Version 2.9 of 🤗 Transformers introduces a new Trainer class for PyTorch, and its equivalent TFTrainer for TF 2. Running the examples requires PyTorch 1.3.1+ or TensorFlow 2.1+.

Here is the list of all our examples:

  • grouped by task (all official examples work for multiple models)
  • with information on whether they are built on top of Trainer/TFTrainer (if not, they still work, they might just lack some features),
  • whether they also include examples for pytorch-lightning, which is a great fully-featured, general-purpose training library for PyTorch,
  • links to Colab notebooks to walk through the scripts and run them easily,
  • links to Cloud deployments to be able to deploy large-scale trainings in the Cloud with little to no setup.
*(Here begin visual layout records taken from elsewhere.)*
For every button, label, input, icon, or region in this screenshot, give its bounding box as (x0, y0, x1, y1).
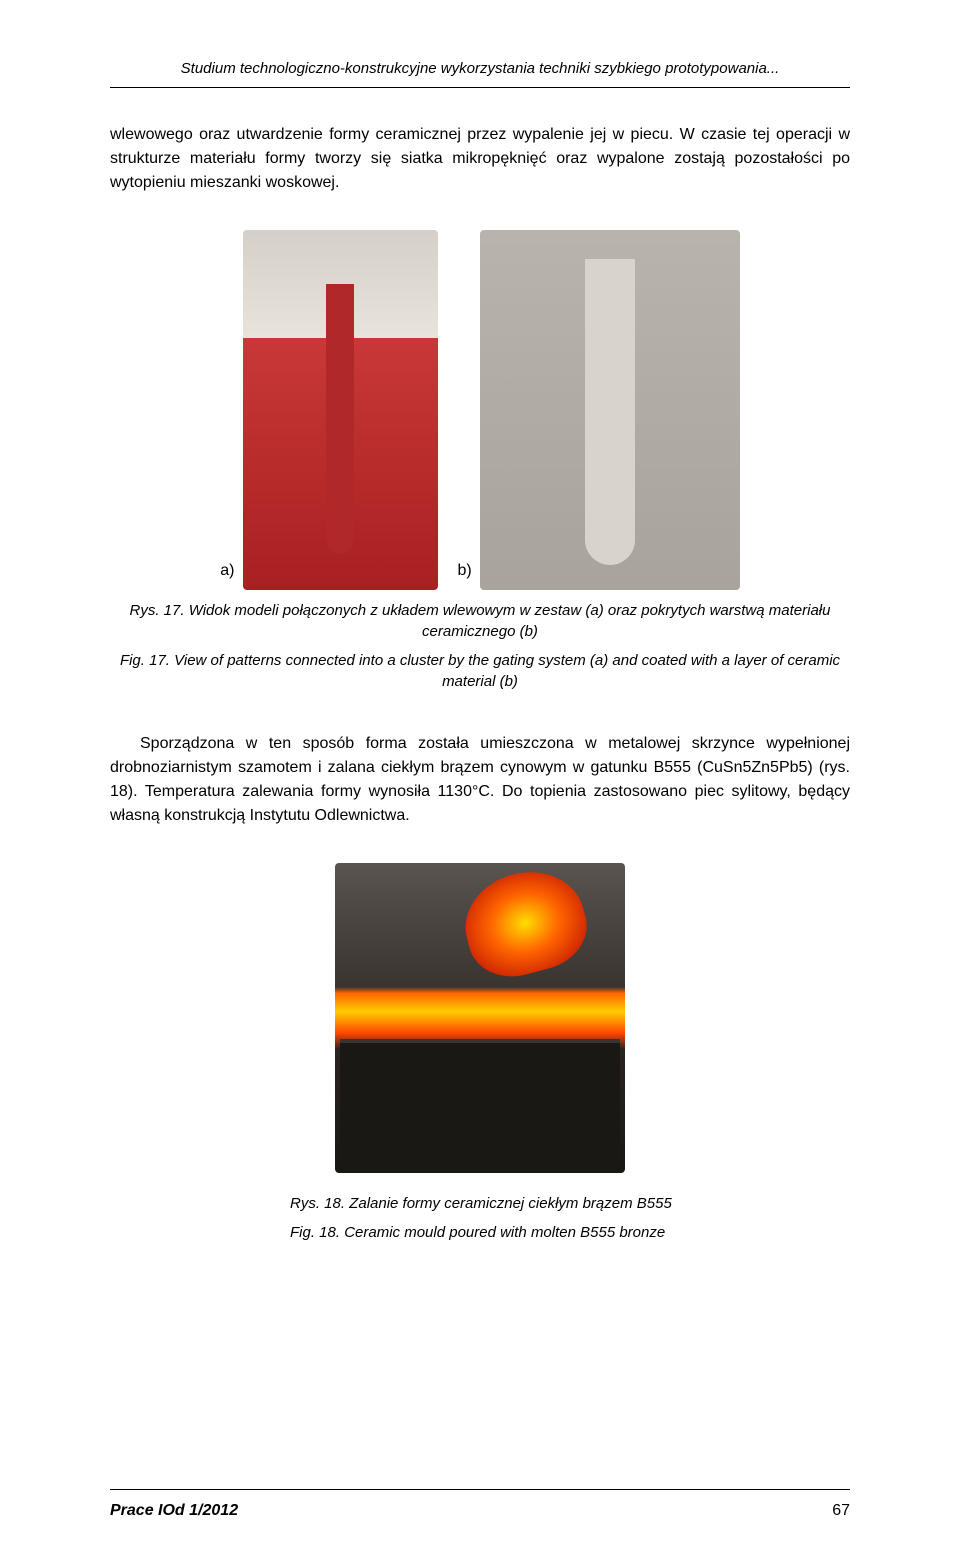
footer-content: Prace IOd 1/2012 67 (110, 1502, 850, 1520)
figure-17-caption-en: Fig. 17. View of patterns connected into… (110, 650, 850, 692)
running-header: Studium technologiczno-konstrukcyjne wyk… (110, 60, 850, 77)
figure-17a-wrapper: a) (220, 230, 437, 590)
figure-17-caption-pl: Rys. 17. Widok modeli połączonych z ukła… (110, 600, 850, 642)
figure-17-row: a) b) (110, 230, 850, 590)
figure-17b-image (480, 230, 740, 590)
figure-18-caption-pl: Rys. 18. Zalanie formy ceramicznej ciekł… (110, 1193, 850, 1214)
figure-18-caption-block: Rys. 18. Zalanie formy ceramicznej ciekł… (110, 1193, 850, 1243)
figure-17a-label: a) (220, 562, 234, 590)
footer-page-number: 67 (832, 1502, 850, 1520)
page-footer: Prace IOd 1/2012 67 (110, 1489, 850, 1520)
figure-18-image (335, 863, 625, 1173)
header-divider (110, 87, 850, 88)
figure-17a-image (243, 230, 438, 590)
paragraph-2: Sporządzona w ten sposób forma została u… (110, 732, 850, 828)
figure-17b-label: b) (458, 562, 472, 590)
figure-18-caption-en: Fig. 18. Ceramic mould poured with molte… (110, 1222, 850, 1243)
footer-divider (110, 1489, 850, 1490)
header-text: Studium technologiczno-konstrukcyjne wyk… (181, 60, 780, 77)
footer-journal: Prace IOd 1/2012 (110, 1502, 238, 1520)
paragraph-1: wlewowego oraz utwardzenie formy ceramic… (110, 123, 850, 195)
figure-17-caption-block: Rys. 17. Widok modeli połączonych z ukła… (110, 600, 850, 692)
figure-17b-wrapper: b) (458, 230, 740, 590)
This is still a work-in-progress in particular documentation is still sparse so please contribute improvements/pull requests.

The Big Table of Tasks

Task Example datasets Trainer support TFTrainer support pytorch-lightning Colab
language-modeling Raw text - - Open In Colab
text-classification GLUE, XNLI Open In Colab
token-classification CoNLL NER -
multiple-choice SWAG, RACE, ARC - Open In Colab
question-answering SQuAD - - -
text-generation - n/a n/a n/a Open In Colab
distillation All - - - -
summarization CNN/Daily Mail - - -
translation WMT - - -
bertology - - - - -
adversarial HANS - - -

Important note

Important To make sure you can successfully run the latest versions of the example scripts, you have to install the library from source and install some example-specific requirements. Execute the following steps in a new virtual environment:

git clone https://github.com/huggingface/transformers
cd transformers
pip install .
pip install -r ./examples/requirements.txt

One-click Deploy to Cloud (wip)

Azure

Deploy to Azure

Running on TPUs

When using Tensorflow, TPUs are supported out of the box as a tf.distribute.Strategy.
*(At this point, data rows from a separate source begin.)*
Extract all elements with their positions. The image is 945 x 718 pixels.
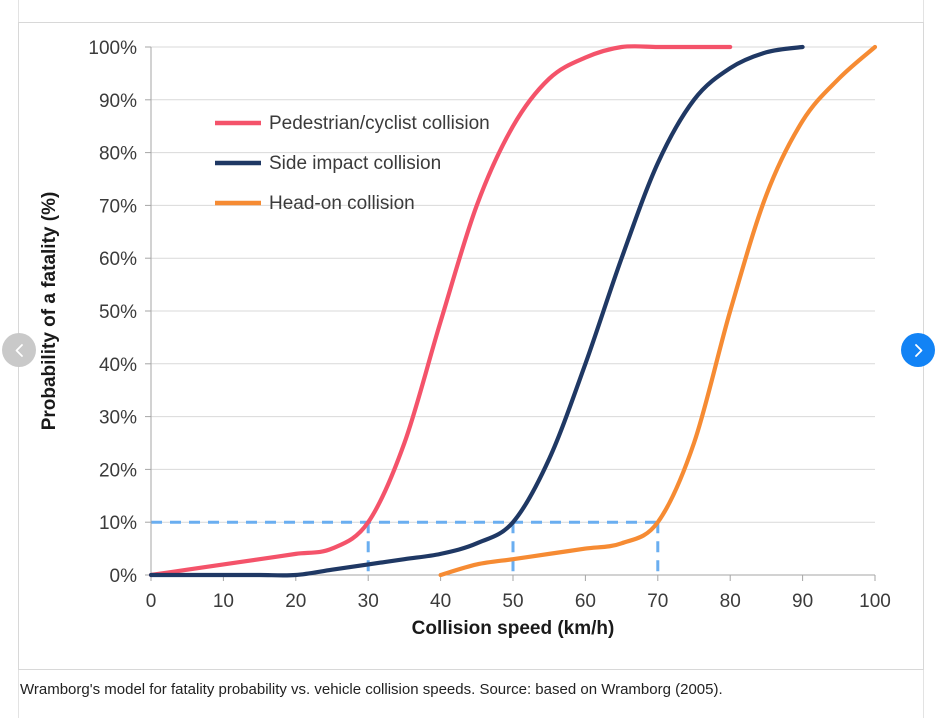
y-tick-label: 80% bbox=[99, 144, 137, 165]
x-axis-title: Collision speed (km/h) bbox=[412, 618, 615, 639]
chevron-right-icon bbox=[914, 343, 922, 357]
x-tick-label: 80 bbox=[720, 591, 741, 612]
y-tick-label: 0% bbox=[110, 566, 138, 587]
x-tick-label: 40 bbox=[430, 591, 451, 612]
axis-tick-marks bbox=[145, 46, 876, 581]
x-tick-label: 0 bbox=[146, 591, 157, 612]
y-tick-label: 30% bbox=[99, 408, 137, 429]
y-tick-label: 40% bbox=[99, 355, 137, 376]
legend-label-1: Side impact collision bbox=[269, 153, 441, 174]
y-tick-label: 90% bbox=[99, 91, 137, 112]
series-line-1 bbox=[148, 44, 805, 578]
series-line-2 bbox=[438, 44, 878, 578]
x-tick-label: 50 bbox=[502, 591, 523, 612]
y-axis-tick-labels: 0% 10% 20% 30% 40% 50% 60% 70% 80% 90% 100% bbox=[88, 38, 137, 587]
x-tick-label: 60 bbox=[575, 591, 596, 612]
legend-label-0: Pedestrian/cyclist collision bbox=[269, 113, 490, 134]
y-tick-label: 60% bbox=[99, 249, 137, 270]
legend-label-2: Head-on collision bbox=[269, 193, 415, 214]
figure-caption: Wramborg's model for fatality probabilit… bbox=[20, 681, 723, 698]
x-tick-label: 20 bbox=[285, 591, 306, 612]
chart-series-group bbox=[148, 44, 878, 578]
carousel-prev-button[interactable] bbox=[2, 333, 36, 367]
figure-card: 0% 10% 20% 30% 40% 50% 60% 70% 80% 90% 100% 0 10 20 3… bbox=[18, 22, 924, 670]
fatality-probability-chart: 0% 10% 20% 30% 40% 50% 60% 70% 80% 90% 100% 0 10 20 3… bbox=[39, 38, 891, 639]
chevron-left-icon bbox=[15, 343, 23, 357]
y-tick-label: 10% bbox=[99, 513, 137, 534]
y-tick-label: 70% bbox=[99, 196, 137, 217]
y-tick-label: 20% bbox=[99, 460, 137, 481]
x-tick-label: 90 bbox=[792, 591, 813, 612]
series-line-0 bbox=[148, 44, 733, 578]
y-axis-title: Probability of a fatality (%) bbox=[39, 192, 60, 431]
x-tick-label: 70 bbox=[647, 591, 668, 612]
y-tick-label: 50% bbox=[99, 302, 137, 323]
x-tick-label: 10 bbox=[213, 591, 234, 612]
y-tick-label: 100% bbox=[88, 38, 137, 59]
x-tick-label: 100 bbox=[859, 591, 891, 612]
chart-legend: Pedestrian/cyclist collision Side impact … bbox=[215, 113, 490, 214]
x-axis-tick-labels: 0 10 20 30 40 50 60 70 80 90 100 bbox=[146, 591, 891, 612]
carousel-next-button[interactable] bbox=[901, 333, 935, 367]
x-tick-label: 30 bbox=[358, 591, 379, 612]
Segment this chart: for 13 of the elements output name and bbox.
When using PyTorch, we support TPUs thanks to pytorch/xla. For more context and information on how to setup your TPU environment refer to Google's documentation and to the very detailed pytorch/xla README.
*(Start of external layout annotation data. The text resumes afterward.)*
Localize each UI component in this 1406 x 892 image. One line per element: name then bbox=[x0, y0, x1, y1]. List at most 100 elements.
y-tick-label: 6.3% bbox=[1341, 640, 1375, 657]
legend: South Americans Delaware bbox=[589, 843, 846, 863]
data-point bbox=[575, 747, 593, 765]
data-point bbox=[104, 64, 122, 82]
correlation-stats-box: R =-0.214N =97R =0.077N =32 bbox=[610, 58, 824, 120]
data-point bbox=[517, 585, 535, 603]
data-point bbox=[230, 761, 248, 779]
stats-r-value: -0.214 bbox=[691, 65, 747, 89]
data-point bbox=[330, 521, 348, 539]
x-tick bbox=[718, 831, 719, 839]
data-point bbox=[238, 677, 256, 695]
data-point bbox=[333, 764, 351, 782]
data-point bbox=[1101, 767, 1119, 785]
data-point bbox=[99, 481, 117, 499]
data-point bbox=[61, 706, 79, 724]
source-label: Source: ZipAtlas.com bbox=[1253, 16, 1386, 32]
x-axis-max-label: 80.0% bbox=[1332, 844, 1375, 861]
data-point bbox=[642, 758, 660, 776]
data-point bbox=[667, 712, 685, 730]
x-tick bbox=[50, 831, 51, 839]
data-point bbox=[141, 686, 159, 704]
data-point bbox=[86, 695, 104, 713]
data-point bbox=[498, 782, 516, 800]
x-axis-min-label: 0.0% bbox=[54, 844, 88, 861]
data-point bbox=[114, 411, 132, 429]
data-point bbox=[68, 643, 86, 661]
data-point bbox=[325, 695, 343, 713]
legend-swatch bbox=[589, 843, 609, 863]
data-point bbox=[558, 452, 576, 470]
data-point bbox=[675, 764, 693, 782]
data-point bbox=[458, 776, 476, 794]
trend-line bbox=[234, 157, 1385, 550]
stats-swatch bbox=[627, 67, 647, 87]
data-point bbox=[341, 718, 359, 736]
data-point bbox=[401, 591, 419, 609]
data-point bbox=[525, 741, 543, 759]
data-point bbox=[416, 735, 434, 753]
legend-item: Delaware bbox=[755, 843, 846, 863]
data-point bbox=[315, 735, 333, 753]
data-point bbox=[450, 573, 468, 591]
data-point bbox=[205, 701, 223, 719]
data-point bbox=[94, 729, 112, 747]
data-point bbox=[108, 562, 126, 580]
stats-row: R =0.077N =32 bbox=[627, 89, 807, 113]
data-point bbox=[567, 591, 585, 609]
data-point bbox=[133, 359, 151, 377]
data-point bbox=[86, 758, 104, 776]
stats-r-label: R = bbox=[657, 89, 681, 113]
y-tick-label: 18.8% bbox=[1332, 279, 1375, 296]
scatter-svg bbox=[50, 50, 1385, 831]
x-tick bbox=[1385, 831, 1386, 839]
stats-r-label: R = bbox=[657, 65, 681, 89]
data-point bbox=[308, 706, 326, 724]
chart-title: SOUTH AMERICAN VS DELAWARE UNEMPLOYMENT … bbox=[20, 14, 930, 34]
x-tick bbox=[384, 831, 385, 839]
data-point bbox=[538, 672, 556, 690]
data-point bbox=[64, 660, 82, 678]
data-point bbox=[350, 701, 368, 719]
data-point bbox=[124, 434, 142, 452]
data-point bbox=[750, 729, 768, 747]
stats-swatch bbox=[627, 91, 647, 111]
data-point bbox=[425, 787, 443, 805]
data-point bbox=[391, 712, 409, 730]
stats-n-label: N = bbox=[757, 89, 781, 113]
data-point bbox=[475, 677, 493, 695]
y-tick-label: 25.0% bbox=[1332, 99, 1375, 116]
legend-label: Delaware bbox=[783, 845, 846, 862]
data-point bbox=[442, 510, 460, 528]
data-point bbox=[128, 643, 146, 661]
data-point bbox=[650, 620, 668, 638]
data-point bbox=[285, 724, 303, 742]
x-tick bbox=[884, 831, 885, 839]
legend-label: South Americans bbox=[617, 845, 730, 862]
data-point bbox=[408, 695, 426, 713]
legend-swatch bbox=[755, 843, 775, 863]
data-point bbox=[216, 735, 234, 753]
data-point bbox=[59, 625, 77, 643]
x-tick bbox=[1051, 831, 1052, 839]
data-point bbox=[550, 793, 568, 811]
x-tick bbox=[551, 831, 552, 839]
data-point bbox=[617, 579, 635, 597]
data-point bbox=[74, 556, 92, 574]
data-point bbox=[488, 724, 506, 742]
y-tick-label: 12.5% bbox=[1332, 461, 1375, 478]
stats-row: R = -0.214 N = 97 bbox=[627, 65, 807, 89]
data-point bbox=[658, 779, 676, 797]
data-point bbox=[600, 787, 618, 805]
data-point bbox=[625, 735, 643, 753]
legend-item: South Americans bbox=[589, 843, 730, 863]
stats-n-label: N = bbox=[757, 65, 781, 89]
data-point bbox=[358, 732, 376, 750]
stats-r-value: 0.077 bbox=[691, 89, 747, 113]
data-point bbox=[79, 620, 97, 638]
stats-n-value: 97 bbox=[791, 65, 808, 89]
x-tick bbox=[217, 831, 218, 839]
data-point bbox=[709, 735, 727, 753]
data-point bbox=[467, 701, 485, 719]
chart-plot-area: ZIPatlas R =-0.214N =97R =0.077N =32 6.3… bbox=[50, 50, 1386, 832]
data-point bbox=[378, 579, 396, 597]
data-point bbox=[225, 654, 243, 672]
In this repo, we provide a very simple launcher script named xla_spawn.py that lets you run our example scripts on multiple TPU cores without any boilerplate. Just pass a --num_cores flag to this script, then your regular training script with its arguments (this is similar to the torch.distributed.launch helper for torch.distributed).

For example for run_glue:

python examples/xla_spawn.py --num_cores 8 \
	examples/text-classification/run_glue.py
	--model_name_or_path bert-base-cased \
	--task_name mnli \
	--data_dir ./data/glue_data/MNLI \
	--output_dir ./models/tpu \
	--overwrite_output_dir \
	--do_train \
	--do_eval \
	--num_train_epochs 1 \
	--save_steps 20000

Feedback and more use cases and benchmarks involving TPUs are welcome, please share with the community.